Command line using the Python pip module: `python -m pip install pyEDM`

### Manual Install
Unfortunately, we do not have the resources to provide pre-built binary distributions for all computer platforms.  In this case the user can build the cppEDM library, then install the Python package using pip.  On OSX and Linux this requires g++. On Windows, [mingw](http://www.mingw.org/) and Microsoft Visual Studio Compiler (MSVC) which can be obtained from `Build Tools for Visual Studio 2019`. Only the Windows SDK is needed.

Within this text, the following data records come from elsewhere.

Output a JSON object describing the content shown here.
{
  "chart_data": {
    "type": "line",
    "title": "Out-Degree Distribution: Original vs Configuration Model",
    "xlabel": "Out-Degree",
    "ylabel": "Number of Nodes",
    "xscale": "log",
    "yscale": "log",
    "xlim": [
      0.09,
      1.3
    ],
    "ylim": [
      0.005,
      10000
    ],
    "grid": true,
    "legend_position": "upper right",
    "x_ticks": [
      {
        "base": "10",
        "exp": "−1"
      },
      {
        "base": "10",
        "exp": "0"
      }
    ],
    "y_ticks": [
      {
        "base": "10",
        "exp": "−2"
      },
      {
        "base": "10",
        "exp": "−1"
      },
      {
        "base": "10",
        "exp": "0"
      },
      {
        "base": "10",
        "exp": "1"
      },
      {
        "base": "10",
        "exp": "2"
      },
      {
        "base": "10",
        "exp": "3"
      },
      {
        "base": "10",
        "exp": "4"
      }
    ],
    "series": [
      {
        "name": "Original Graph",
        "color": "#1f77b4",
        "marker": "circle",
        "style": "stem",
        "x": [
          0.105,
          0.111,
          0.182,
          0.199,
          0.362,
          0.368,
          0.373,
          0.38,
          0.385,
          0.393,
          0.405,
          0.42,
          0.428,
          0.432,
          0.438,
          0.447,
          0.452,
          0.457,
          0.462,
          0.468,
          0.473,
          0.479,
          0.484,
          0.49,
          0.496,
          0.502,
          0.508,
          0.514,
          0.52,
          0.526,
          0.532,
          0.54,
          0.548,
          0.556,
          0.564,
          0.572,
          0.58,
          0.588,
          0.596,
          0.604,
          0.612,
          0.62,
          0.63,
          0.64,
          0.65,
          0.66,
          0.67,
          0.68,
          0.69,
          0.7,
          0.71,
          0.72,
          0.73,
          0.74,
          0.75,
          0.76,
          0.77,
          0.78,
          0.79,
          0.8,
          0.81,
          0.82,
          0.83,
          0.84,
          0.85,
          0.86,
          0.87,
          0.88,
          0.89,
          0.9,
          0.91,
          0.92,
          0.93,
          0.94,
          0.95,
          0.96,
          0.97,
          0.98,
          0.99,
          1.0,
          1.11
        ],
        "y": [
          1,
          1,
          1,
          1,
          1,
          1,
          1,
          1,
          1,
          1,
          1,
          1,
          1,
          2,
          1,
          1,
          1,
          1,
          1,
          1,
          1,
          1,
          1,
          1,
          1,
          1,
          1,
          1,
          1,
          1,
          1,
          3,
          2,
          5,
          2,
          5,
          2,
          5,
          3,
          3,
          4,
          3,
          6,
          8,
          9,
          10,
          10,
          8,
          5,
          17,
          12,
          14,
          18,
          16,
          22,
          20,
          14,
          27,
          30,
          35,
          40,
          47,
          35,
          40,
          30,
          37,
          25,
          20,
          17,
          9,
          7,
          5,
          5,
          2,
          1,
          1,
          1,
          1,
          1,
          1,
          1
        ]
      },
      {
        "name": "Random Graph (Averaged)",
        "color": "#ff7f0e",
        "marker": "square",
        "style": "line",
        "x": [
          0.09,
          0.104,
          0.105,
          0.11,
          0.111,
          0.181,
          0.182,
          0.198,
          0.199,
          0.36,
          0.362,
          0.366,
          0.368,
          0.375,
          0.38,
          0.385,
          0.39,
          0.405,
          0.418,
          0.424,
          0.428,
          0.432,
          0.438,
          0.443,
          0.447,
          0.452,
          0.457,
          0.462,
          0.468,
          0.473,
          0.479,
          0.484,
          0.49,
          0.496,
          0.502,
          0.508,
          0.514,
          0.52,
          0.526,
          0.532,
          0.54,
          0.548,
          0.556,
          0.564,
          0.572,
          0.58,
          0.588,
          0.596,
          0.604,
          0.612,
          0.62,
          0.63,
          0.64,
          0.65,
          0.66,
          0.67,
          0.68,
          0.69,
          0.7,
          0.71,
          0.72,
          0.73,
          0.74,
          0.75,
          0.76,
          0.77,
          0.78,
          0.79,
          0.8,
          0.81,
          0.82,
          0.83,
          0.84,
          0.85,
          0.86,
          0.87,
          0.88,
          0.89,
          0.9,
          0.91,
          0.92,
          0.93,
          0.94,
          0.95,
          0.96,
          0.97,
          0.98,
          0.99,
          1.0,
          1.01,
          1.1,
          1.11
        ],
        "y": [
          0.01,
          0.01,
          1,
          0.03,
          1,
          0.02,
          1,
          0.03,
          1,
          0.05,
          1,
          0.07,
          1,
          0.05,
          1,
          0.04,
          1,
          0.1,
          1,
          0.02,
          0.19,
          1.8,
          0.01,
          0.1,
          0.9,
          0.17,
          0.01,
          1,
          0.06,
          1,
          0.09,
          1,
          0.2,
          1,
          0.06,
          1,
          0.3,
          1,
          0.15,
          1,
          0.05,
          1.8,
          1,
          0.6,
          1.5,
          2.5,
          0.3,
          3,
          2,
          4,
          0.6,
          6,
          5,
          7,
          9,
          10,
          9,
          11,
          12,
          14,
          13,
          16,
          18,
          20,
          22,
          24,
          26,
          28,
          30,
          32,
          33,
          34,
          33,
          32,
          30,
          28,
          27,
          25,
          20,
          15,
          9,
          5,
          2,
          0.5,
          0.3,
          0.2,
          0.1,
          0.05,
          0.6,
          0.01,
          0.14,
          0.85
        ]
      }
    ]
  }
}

Note that the [LAPACK](http://www.netlib.org/lapack/explore-html/index.html) library is required to build cppEDM.

#### OSX and Linux
1. Download pyEDM: `git clone https://github.com/SugiharaLab/pyEDM`
2. Build cppEDM library: `cd pyEDM/cppEDM/src; make`
3. Build and install package: `cd ../..; python -m pip install . --user --trusted-host pypi.org`

#### Windows
0. We do not have resources to maintain windows build support. These suggestions may be useful.
1. Requires [mingw](http://www.mingw.org/) installation.
2. Requires [gfortran](https://gcc.gnu.org/wiki/GFortranBinariesWindows) libraries.
3. Download pyEDM: `git clone https://github.com/SugiharaLab/pyEDM`
4. Build cppEDM library: `cd pyEDM\cppEDM\src; make`
5. Adjust paths to find gfortran and openblas libraries (pyEDM/pyEDM/etc/windows/libopenblas.a). You may need to rename libEDM.a to EDM.lib, and openblas.a to openblas.lib.
6. Build and install package in `pyEDM\`: `python -m pip install . --user --trusted-host pypi.org`

---
## Usage
Example usage at the python prompt:
```python
>>> import pyEDM
>>> pyEDM.Examples()
```

---
### References
Sugihara G. and May R. 1990.  Nonlinear forecasting as a way of distinguishing 
chaos from measurement error in time series. Nature, 344:734–741.

Sugihara G. 1994. Nonlinear forecasting for the classification of natural 
time series. Philosophical Transactions: Physical Sciences and 
Engineering, 348 (1688) : 477–495.

Dixon, P. A., M. Milicich, and G. Sugihara, 1999. Episodic fluctuations in larval supply. Science 283:1528–1530.

Sugihara G., May R., Ye H., Hsieh C., Deyle E., Fogarty M., Munch S., 2012.
Detecting Causality in Complex Ecosystems. Science 338:496-500.

Ye H., and G. Sugihara, 2016. Information leverage in interconnected 
ecosystems: Overcoming the curse of dimensionality. Science 353:922–925.